New Orleans City Councilwoman joins fight to free man from prison

A New Orleans group fights to free a man from a 13 year prison sentence for what they call a minor offense. Now, a city councilwoman is joining the fight.

Saturday afternoon, dozens gathered in the Broadmoor neighborhood to rally for the freedom of Bernard Noble. Most don't know Noble personally, but they believe what happened to him, just isn't right.

Kevin Caldwell, Executive Director of Common Sense NOLA, explains, "He was originally sentenced to four years but D.A. Cannizzaro was not happy with that and actually fought all the way to the State Supreme Court to increase his sentence."

Noble's story starts back in 2011, when he was arrested for possession of marijuana. His supporters say he had 2.8 grams on him, the equivalent of two marijuana cigarettes. Having two previous convictions for drug possession years earlier, Noble was deemed a habitual offender, and ended up with a 13 year prison sentence.

Noble's mother, Elnora, says, "You see people that get out of jail for murder and they gave him all of these years. They took his life away from his family."

"I believe it's a really, really terrible injustice," said New Orleans City Councilwoman Susan Guidry.
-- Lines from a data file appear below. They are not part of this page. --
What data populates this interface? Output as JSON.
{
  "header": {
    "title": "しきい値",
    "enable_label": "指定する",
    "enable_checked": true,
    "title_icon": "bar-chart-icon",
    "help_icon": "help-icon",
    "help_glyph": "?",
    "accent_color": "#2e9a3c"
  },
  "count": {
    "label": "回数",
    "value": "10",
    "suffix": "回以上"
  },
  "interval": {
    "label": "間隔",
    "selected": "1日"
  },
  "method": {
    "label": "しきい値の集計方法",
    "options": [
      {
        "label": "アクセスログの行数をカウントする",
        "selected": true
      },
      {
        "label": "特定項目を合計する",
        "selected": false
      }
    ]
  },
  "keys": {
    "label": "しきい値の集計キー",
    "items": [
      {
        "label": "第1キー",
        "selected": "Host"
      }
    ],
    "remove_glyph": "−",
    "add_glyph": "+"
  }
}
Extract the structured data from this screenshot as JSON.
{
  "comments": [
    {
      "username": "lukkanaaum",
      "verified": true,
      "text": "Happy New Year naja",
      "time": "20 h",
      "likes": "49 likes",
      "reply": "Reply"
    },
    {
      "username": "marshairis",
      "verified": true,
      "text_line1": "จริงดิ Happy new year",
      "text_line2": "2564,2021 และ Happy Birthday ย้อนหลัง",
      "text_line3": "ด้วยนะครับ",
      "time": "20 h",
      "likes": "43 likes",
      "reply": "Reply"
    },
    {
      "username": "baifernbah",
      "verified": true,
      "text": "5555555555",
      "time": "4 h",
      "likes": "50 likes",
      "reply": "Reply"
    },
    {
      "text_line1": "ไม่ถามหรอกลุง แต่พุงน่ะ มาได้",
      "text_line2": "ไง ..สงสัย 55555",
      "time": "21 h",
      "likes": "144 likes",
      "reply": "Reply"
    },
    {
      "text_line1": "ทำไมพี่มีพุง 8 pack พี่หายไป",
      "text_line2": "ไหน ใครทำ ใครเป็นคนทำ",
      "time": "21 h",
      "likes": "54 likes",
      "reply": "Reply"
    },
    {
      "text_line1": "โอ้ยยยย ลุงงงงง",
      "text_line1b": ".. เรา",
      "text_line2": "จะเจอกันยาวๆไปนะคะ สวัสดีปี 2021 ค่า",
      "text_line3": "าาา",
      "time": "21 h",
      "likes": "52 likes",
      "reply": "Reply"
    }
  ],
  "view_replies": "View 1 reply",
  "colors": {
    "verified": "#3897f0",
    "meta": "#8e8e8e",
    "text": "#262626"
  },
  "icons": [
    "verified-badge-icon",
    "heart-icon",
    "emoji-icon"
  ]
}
Guidry says city leaders are working hard to keep non violent and minor offenders, like Bernard Noble, out of jail and instead steering them towards rehabilitation and diversion programs. Louisiana has the highest incarceration rate in the country, which comes at a hefty cost to taxpayers. Guidry says she's spoken to New Orleans District Attorney Leon Cannizzaro about Noble's case, and expressed her displeasure with his stiff sentence.

"This man had a past of possession of marijuana and it was 10 or more years ago. It's just not using sense and compassion in the criminal justice system," Guidry said.

Kevin Caldwell points out, Noble was jailed for having a small amount of a drug, that's now legal in some other states. His organization is appealing to Governor Jindal for clemency and says the fight will continue until Noble is free.

We reached out to a spokesperson for D.A. Cannizzaro but didn't hear back. Bernard Noble is scheduled to be released in 2024. He has no opportunity for parole.